Authors: Jorge Molist
Mi único hermano murió a los trece años de una mala caída de su montura. Quizá por eso mi padre me trataba a veces como al hijo que perdió. Siempre estuvimos muy unidos y, al ser el jefe militar de Béziers, jugaba conmigo frecuentemente con armas.
También le acompañaba a cazar y él insistía en que fuera yo misma quien preparara mi montura y cuidara del caballo. Sentí unos deseos incontenibles de verle por última vez, abrazarle antes de morir, de hacerme perdonar mis impertinencias, de estar con él cuando la turba cayera sobre nosotros.
Bajé corriendo de la torre y me encontré que mi ama nos esperaba, retorciéndose las manos angustiada.
—Cortadme el pelo —le pedí.— Voy a luchar con mi padre.
—Pero, Bruna —protestó,— sois una dama, no un hombre.
—Dama u hombre, hoy moriremos. Por favor, haced lo que os digo.
—No cometáis locuras, refugiémonos en la catedral. Estaremos seguras en tierra santa protegida por la tregua de Dios.
—Id vosotras, yo voy con mi padre.
La discusión se prolongó por unos minutos, pero la mujer estaba aterrorizada y la prisa que sentía por encontrarse segura en la iglesia hizo que cediera con relativa facilidad.

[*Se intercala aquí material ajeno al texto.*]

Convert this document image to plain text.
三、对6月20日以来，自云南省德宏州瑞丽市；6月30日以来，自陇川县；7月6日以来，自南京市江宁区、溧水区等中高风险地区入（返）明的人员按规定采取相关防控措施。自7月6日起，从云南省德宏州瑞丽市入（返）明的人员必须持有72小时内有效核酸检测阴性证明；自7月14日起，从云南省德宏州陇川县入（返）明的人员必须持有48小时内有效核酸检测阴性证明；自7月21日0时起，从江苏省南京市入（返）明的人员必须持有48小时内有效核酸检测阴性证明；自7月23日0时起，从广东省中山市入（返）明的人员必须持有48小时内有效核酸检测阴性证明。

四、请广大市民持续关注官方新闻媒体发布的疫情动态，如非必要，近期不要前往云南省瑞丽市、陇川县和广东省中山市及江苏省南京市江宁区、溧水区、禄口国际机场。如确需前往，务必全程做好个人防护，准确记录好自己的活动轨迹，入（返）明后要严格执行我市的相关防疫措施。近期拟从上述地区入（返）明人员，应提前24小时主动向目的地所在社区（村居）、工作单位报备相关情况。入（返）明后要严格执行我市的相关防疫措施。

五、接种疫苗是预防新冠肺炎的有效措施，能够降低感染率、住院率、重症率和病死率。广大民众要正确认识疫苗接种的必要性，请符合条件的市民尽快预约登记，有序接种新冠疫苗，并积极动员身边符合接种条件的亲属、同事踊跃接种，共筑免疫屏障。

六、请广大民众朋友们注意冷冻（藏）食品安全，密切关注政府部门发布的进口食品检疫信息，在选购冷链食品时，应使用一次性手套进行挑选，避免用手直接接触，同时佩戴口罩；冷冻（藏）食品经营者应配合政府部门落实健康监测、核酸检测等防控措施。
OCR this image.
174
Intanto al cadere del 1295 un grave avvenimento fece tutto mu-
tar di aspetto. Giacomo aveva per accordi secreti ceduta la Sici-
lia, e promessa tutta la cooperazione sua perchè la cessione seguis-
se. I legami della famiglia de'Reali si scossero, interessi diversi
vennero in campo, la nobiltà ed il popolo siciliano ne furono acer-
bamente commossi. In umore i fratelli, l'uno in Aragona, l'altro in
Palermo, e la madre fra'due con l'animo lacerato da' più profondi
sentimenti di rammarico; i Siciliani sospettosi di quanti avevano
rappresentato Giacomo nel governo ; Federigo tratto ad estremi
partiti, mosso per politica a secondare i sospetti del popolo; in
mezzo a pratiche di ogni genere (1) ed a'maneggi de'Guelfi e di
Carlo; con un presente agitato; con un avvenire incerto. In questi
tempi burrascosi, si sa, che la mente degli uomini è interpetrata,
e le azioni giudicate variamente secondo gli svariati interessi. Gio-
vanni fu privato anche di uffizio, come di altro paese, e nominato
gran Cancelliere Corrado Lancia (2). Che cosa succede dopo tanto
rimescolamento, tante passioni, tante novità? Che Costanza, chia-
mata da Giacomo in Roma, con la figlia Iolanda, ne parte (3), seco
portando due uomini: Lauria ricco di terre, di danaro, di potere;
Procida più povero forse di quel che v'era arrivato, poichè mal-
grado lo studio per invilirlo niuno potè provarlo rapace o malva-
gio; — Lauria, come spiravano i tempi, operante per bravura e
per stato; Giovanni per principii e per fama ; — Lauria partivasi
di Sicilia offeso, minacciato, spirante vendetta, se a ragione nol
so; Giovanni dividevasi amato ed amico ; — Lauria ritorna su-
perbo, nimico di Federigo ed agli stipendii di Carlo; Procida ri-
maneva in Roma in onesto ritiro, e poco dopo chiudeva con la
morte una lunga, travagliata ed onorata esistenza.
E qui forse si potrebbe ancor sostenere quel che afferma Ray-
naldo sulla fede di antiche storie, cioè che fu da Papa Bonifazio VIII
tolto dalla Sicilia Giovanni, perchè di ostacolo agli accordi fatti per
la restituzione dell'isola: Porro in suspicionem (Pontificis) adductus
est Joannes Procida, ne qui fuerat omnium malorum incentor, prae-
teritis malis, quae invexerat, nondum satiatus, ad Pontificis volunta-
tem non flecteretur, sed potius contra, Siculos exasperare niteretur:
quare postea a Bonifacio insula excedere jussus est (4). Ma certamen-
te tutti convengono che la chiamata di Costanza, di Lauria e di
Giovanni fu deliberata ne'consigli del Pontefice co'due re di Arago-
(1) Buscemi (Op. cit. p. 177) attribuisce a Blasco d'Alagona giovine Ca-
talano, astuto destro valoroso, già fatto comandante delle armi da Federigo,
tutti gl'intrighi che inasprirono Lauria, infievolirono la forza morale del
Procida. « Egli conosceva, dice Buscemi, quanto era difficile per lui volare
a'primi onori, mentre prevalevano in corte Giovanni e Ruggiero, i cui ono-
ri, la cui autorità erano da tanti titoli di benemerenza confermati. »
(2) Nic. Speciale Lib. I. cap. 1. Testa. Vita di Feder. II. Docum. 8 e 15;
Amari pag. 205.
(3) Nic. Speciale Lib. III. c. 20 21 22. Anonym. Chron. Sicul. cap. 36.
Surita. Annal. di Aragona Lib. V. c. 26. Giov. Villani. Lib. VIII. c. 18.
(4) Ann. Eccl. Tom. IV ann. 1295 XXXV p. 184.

Con un cazo de cocina por bonete, hice que me cortara el pelo alrededor, tal como hacían los pajes. Los cabellos fueron al fuego y busqué donde sabía que mi padre guardaba las armas de mi hermano.
Cuando me despedí de mi ama y mi prima Guillemma, mi aspecto era el de un muchacho vestido para la guerra. Camisa y calzas de lana, casco, una cota de malla que me llegaba hasta las rodillas, daga al cinto y espada corta. Mi ama murmuró en su lengua de oíl que estaba loca y que los santos me protegieran. Nos despedimos las tres entre abrazos y lágrimas, y salieron ellas a todo correr hacia la catedral. Yo me dirigí a paso rápido al tramo de la muralla donde había visto a mi padre por última vez, pero al subir los escalones que conducían al parapeto del muro vi que, allí arriba, ya se luchaba cuerpo a cuerpo. Muchos de los de Béziers habían caído y los ribaldos que subían por las escaleras de madera adosadas a la parte exterior de nuestras fortificaciones llegaban en tropel por la ronda de la muralla, la que conducía a la puerta de Saint Saturnin y continuaba hacia la de Saint Guilhem. En aquella dirección había partido mi padre. Y al ver aquel gentío hostil, me di cuenta, angustiada, de que era tarde, de que jamás le volvería a ver vivo.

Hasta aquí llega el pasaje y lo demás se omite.